Barclays Africa Profit Climbs 20% as Credit Impairments DropRenee Bonorchis and Janice Kew
Barclays Plc’s South African unit said full-year profit increased 20 percent after the Johannesburg-based bank set aside less money to cover bad debts.
Net income rose to 12 billion rand ($1.1 billion) from 10 billion a year earlier, the bank said in a statement today. Earnings per share excluding one-time items climbed to 13.97 rand, beating the 13.67 rand median estimate of 15 analysts surveyed by Bloomberg.
Barclays Africa Group Ltd., which bought most of its U.K. parent’s African operations last year, said boosting revenue “remains challenging” as the bank tries to win back market share in South Africa. While bad loans declined after the lender tightened credit criteria, those gains may be threatened by higher interest rates, said Harry Botha, an analyst at Avior Research in Johannesburg.
“The drop in credit impairments was a highlight,” Botha said by phone from Johannesburg today. “We may see improved credit impairments for the next couple of months, but if we see a sharp rise in the credit rate cycle, that will be at risk.”
Barclays Africa shares rose 2.8 percent to 127.50 rand at the market close in Johannesburg. The stock has declined 3.6 percent this year compared with a 10 percent drop in the six-member FTSE/JSE Africa Banks Index.
Credit impairments fell 21 percent to 6.99 billion rand, the bank said, while non-performing loans declined to 4.7 percent of total lending from 5.9 percent a year earlier.
“Improved credit impairments, particularly in retail mortgages and commercial property finance, was the principle reason for higher earnings,” the lender said in the statement.
The South African Reserve Bank unexpectedly lifted its benchmark repurchase rate 50 basis points to 5.5 percent on Jan. 29. Further rate increases are not “automatic”, governor Gill Marcus said last week.
While Barclays Africa sees more interest rate increases in South Africa this year, it is “well positioned going into an environment of interest rate rises,” Ramos said.
The lender plans to expand its corporate- and investment-banking operations across the continent after its acquisition of Barclays’ operations in eight African countries.
“The Barclays Africa deal gives us access to markets with good growth prospects,” Chief Executive Officer Maria Ramos said on a conference call. “I’m confident we are in the right place at the right time.”
In South Africa, there is a “low probability of gross domestic product growth accelerating faster without major policy shifts, improved confidence levels, and an alleviation of binding energy and transportation infrastructure constraints,” the lender said. Barclays Africa estimates economic growth of 2.7 percent for 2014.
The lender used restated figures to show how it would have performed if its acquisition of Barclays’ African operations had been included in previous financial reports.
The company increased its full-year dividend 20 percent to 8.20 rand, and announced a special payout of 7.08 rand at its first-half results.
Bank executives have qualified for performance bonuses, said Ramos, adding that she has “every intention” of staying on as CEO this year.

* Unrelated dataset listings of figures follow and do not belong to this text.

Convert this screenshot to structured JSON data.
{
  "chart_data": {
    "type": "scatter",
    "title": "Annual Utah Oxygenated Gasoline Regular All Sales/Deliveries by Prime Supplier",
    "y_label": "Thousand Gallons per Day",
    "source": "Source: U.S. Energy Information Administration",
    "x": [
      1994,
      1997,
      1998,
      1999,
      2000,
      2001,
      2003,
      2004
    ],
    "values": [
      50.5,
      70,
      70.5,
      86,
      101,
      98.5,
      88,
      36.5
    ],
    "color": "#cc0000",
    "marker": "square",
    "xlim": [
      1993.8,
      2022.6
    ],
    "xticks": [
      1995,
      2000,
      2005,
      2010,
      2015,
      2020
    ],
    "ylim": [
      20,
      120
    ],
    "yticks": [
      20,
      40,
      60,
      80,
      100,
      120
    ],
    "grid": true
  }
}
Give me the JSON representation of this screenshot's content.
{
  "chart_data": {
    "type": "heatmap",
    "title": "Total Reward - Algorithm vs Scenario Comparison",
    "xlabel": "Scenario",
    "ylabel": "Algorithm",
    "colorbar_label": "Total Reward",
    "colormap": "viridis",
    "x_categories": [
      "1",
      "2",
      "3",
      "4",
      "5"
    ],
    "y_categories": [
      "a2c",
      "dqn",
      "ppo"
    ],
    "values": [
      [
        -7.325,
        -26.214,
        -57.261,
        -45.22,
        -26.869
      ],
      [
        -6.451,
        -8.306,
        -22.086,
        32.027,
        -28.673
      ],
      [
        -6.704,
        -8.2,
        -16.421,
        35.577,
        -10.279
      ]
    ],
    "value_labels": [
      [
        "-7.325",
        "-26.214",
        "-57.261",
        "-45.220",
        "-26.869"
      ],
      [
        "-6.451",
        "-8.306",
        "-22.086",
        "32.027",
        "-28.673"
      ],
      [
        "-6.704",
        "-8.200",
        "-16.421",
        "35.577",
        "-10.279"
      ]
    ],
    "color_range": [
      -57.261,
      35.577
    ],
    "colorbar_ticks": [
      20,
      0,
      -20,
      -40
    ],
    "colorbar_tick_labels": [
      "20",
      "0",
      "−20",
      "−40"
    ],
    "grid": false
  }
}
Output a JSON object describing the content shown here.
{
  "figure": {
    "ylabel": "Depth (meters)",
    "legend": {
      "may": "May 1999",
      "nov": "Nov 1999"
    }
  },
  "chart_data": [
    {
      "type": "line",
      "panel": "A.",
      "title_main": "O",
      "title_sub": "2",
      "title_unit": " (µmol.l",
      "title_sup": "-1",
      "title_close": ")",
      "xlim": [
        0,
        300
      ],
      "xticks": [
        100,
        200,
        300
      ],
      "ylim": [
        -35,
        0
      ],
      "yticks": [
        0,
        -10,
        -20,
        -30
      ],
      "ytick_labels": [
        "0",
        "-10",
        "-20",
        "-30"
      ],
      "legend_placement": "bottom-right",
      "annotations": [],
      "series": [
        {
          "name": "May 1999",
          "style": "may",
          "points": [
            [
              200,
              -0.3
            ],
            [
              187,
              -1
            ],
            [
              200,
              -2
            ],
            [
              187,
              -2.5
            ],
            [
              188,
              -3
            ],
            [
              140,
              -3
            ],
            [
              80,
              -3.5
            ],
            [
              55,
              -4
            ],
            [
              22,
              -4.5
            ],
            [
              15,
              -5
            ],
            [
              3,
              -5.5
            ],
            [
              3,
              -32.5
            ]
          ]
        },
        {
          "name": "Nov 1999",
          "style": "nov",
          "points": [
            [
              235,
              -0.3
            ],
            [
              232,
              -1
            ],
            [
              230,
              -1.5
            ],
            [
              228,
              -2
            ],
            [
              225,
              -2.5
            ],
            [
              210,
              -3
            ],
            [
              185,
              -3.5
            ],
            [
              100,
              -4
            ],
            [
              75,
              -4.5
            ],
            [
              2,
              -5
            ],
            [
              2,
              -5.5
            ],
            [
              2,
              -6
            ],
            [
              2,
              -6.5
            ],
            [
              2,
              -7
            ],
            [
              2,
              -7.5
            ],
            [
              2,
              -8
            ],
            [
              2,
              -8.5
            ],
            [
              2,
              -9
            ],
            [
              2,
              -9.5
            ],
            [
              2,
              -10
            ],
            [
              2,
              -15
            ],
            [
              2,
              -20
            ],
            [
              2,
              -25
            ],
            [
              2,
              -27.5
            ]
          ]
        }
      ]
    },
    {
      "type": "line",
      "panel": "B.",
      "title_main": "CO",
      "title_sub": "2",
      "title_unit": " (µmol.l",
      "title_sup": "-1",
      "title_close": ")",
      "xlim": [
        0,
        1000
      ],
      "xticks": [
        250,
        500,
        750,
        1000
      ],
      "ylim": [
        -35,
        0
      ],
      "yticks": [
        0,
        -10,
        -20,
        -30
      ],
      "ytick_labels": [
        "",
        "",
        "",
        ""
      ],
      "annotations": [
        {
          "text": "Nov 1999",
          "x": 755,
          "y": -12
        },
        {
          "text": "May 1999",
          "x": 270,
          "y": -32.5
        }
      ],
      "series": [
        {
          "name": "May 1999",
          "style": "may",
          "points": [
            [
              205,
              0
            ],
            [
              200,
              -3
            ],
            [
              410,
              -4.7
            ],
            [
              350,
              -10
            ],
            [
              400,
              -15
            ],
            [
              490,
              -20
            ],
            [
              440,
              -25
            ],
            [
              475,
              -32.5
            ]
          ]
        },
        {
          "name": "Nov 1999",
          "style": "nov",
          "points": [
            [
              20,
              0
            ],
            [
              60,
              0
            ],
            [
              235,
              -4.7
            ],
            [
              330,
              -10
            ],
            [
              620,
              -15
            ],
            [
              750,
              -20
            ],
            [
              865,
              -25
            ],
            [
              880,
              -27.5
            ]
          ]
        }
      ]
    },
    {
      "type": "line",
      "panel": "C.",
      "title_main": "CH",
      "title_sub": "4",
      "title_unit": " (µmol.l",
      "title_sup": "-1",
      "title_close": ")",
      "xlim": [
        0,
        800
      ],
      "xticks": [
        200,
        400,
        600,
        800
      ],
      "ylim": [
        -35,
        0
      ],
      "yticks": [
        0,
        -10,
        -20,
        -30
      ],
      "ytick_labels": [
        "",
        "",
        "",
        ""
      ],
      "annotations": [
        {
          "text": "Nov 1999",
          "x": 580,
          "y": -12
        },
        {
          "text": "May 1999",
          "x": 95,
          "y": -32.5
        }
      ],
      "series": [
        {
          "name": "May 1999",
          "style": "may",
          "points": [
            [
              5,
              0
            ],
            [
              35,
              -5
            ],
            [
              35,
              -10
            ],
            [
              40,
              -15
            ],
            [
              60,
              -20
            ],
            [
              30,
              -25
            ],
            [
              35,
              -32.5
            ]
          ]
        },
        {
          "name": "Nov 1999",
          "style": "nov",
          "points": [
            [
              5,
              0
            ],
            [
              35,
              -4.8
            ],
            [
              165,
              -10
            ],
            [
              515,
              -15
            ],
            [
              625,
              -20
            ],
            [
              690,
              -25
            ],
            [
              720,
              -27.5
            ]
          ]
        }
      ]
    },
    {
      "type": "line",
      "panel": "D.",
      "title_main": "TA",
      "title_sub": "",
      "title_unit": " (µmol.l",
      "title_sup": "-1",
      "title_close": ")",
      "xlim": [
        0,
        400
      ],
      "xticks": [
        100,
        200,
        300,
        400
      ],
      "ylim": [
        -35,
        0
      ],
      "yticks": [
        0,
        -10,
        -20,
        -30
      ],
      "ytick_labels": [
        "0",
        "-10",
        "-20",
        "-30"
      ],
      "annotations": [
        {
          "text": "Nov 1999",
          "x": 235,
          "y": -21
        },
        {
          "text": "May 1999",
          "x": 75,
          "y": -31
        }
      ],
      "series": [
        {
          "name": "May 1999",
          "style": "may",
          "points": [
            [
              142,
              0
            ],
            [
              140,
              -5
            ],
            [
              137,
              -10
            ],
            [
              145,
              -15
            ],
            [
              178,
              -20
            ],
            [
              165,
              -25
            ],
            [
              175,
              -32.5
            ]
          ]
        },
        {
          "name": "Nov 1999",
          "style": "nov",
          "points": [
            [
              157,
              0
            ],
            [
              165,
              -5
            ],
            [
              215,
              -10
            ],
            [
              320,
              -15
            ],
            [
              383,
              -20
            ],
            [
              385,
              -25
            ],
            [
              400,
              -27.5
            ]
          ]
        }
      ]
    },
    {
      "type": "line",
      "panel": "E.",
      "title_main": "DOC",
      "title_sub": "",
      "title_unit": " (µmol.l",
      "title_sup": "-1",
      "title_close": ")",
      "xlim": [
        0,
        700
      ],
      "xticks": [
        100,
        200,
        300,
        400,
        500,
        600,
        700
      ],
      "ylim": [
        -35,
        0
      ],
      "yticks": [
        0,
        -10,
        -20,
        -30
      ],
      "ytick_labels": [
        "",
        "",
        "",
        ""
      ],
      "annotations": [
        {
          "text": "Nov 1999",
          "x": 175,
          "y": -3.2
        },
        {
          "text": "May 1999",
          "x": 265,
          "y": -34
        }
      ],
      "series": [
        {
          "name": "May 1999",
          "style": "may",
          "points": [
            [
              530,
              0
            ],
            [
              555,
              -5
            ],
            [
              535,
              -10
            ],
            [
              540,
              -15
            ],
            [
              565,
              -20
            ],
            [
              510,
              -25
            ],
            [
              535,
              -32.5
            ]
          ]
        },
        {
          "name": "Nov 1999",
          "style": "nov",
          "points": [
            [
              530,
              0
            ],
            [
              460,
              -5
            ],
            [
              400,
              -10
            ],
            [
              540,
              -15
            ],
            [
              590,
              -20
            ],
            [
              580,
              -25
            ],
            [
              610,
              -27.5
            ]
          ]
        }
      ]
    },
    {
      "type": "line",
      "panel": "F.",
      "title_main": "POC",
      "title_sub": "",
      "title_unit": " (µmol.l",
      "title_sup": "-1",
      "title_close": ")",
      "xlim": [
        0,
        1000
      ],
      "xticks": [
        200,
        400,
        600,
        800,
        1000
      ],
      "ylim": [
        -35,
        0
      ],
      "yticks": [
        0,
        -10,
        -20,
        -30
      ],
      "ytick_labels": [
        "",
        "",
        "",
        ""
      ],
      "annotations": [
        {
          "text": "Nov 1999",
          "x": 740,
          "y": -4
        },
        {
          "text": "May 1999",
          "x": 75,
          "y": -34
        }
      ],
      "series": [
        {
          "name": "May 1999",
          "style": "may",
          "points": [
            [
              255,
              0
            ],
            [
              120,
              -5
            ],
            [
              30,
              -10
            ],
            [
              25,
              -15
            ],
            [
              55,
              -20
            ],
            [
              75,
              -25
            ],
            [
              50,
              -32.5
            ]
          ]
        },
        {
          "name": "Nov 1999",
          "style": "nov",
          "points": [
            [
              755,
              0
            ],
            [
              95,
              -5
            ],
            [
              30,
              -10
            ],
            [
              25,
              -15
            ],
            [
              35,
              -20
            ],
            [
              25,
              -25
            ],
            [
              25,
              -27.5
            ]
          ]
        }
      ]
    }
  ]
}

While the company is not capping bonuses, about 60 percent of bonuses are deferred over three years in equal portions, she said. Select senior executives will have their pay subjected to certain set restrictions of the Barclays group, Ramos said.
Barclays Plc yesterday reported adjusted pretax profit for 2013 of 5.2 billion pounds ($8.5 billion) as litigation and compensation charges complicated CEO Antony Jenkins’s overhaul of Britain second-biggest bank. That’s 26 percent down from 7.05 billion pounds in 2012 and missed the 5.4 billion-pound consensus analyst estimate compiled by the bank.